The gene pixel score images are converted to gene score images by convolving with the mean spot given as a numpy .npy file at file path omp_mean_spot in the file_names config section. If omp_mean_spot is not given, the default mean spot is used (shown below). The mean spot is divided by its sum then used. This gives a score for every pixel for every gene. Spot-shaped and high pixel score regions result in higher score maxima. Scores can be \(\geq 0\). But, in practice, scores are rarely greater than \(1\).

Image title
The default mean spot. The middle image is the central z plane.

Using the score images, each gene's spots are detected using the find spots algorithm to find score local maxima using config parameters radius_xy (typically 3) and radius_z (typically 2) respectively with a score threshold set by score_threshold (typically 0.1). These are the final OMP gene reads shown in the Viewer.

Why not score each spot using a single pixel score value?
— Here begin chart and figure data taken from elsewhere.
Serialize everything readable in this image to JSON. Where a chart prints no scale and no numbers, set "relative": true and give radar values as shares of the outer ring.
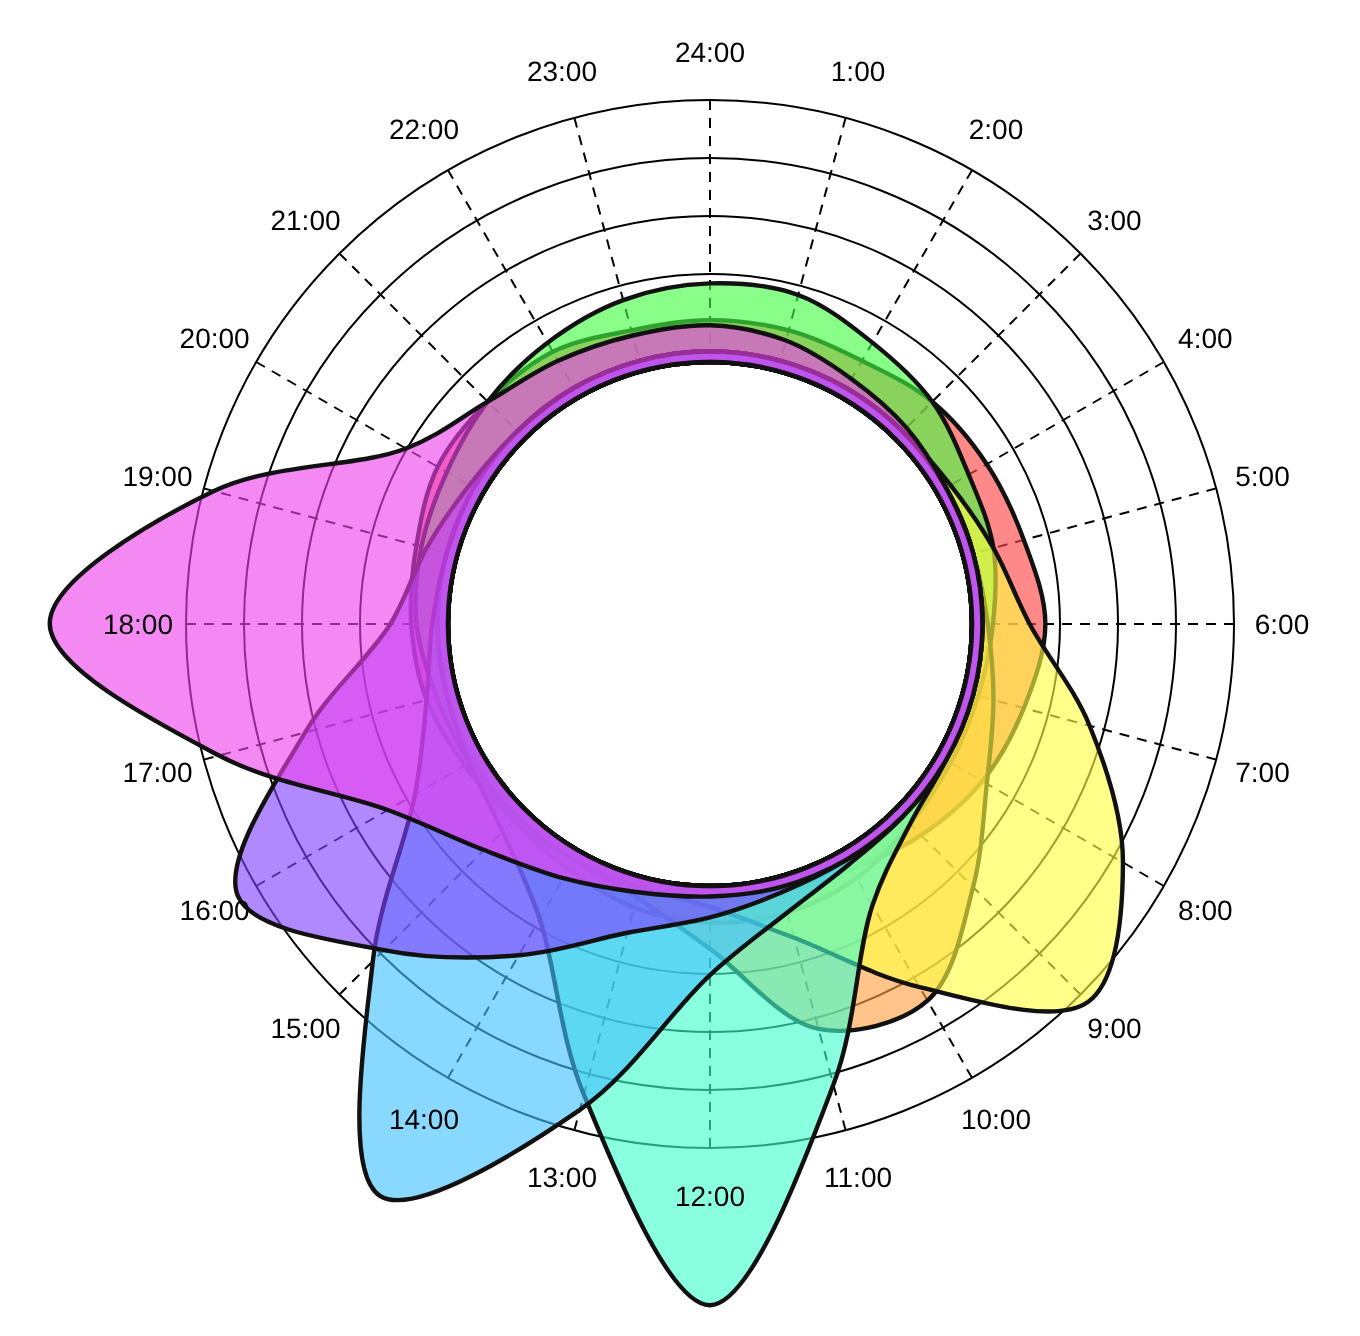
{
  "chart_data": {
    "type": "radar",
    "relative": true,
    "categories": [
      "24:00",
      "1:00",
      "2:00",
      "3:00",
      "4:00",
      "5:00",
      "6:00",
      "7:00",
      "8:00",
      "9:00",
      "10:00",
      "11:00",
      "12:00",
      "13:00",
      "14:00",
      "15:00",
      "16:00",
      "17:00",
      "18:00",
      "19:00",
      "20:00",
      "21:00",
      "22:00",
      "23:00"
    ],
    "grid": true,
    "series": [
      {
        "color": "#ff4040",
        "values": [
          0.58,
          0.58,
          0.58,
          0.6,
          0.61,
          0.62,
          0.64,
          0.62,
          0.6,
          0.57,
          0.54,
          0.53,
          0.52,
          0.52,
          0.52,
          0.53,
          0.54,
          0.56,
          0.57,
          0.58,
          0.6,
          0.6,
          0.6,
          0.58
        ]
      },
      {
        "color": "#40ff40",
        "values": [
          0.65,
          0.65,
          0.62,
          0.6,
          0.57,
          0.56,
          0.54,
          0.53,
          0.53,
          0.54,
          0.56,
          0.57,
          0.57,
          0.56,
          0.54,
          0.53,
          0.53,
          0.54,
          0.56,
          0.57,
          0.58,
          0.6,
          0.62,
          0.64
        ]
      },
      {
        "color": "#ffa040",
        "values": [
          0.52,
          0.52,
          0.52,
          0.52,
          0.52,
          0.52,
          0.53,
          0.56,
          0.61,
          0.71,
          0.83,
          0.8,
          0.62,
          0.54,
          0.52,
          0.52,
          0.52,
          0.52,
          0.52,
          0.52,
          0.52,
          0.52,
          0.52,
          0.52
        ]
      },
      {
        "color": "#ffff40",
        "values": [
          0.52,
          0.52,
          0.52,
          0.52,
          0.53,
          0.56,
          0.61,
          0.75,
          0.91,
          1.02,
          0.8,
          0.62,
          0.54,
          0.52,
          0.52,
          0.52,
          0.52,
          0.52,
          0.52,
          0.52,
          0.52,
          0.52,
          0.52,
          0.52
        ]
      },
      {
        "color": "#40ffcc",
        "values": [
          0.52,
          0.52,
          0.52,
          0.52,
          0.52,
          0.52,
          0.52,
          0.52,
          0.52,
          0.54,
          0.62,
          0.91,
          1.3,
          0.93,
          0.65,
          0.56,
          0.53,
          0.52,
          0.52,
          0.52,
          0.52,
          0.52,
          0.52,
          0.52
        ]
      },
      {
        "color": "#40c0ff",
        "values": [
          0.52,
          0.52,
          0.52,
          0.52,
          0.52,
          0.52,
          0.52,
          0.52,
          0.52,
          0.52,
          0.53,
          0.57,
          0.67,
          0.96,
          1.26,
          0.91,
          0.65,
          0.56,
          0.53,
          0.52,
          0.52,
          0.52,
          0.52,
          0.52
        ]
      },
      {
        "color": "#8040ff",
        "values": [
          0.52,
          0.52,
          0.52,
          0.52,
          0.52,
          0.52,
          0.52,
          0.52,
          0.52,
          0.52,
          0.52,
          0.53,
          0.56,
          0.61,
          0.73,
          0.88,
          1.04,
          0.8,
          0.61,
          0.56,
          0.53,
          0.52,
          0.52,
          0.52
        ]
      },
      {
        "color": "#ee40ee",
        "values": [
          0.57,
          0.56,
          0.54,
          0.53,
          0.52,
          0.52,
          0.52,
          0.52,
          0.52,
          0.52,
          0.52,
          0.52,
          0.52,
          0.53,
          0.56,
          0.61,
          0.71,
          0.97,
          1.26,
          0.98,
          0.67,
          0.6,
          0.58,
          0.57
        ]
      }
    ]
  }
}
Pixel scores can be inflated by single overly-bright round/channel anomalies since they are computed using a non-robust least squares calculation. This could be from real autofluorescence or from mistakes in registration. For this reason, a spot's score is better represented by using pixel score data from its neighbourhood. The mean spot is an estimation of how much care to put in the local, spatial neighbourhood.

If you still wanted to score each spot by a single pixel score value, create your own 1x1x1 mean spot with value \(>0\) and run OMP again.

Diagnostics

Intensity

It is recommended to view the pixel intensities on a histogram first by typing

from coppafisher import Notebook
from coppafisher.plot import intensity

nb = Notebook("/path/to/notebook")
intensity.view_intensity_histogram(nb)

On this plot, you can see vertical lines to indicate important intensity values.

Use the diagnostic to see intensity images. Once OMP is complete, you can view the minimum intensity computed for each tile by doing

from coppafisher import Notebook

nb = Notebook("/path/to/notebook")
print(nb.omp.results[f"tile_{tile}"].attrs["minimum_intensity"])

where tile is the tile index.

Viewer

Use the Viewer to check the final gene reads made by OMP.

PDF

Check the _omp.pdf file created at runtime in the output directory for details on the OMP mean spot, the spot score distributions, gene counts, and gene locations.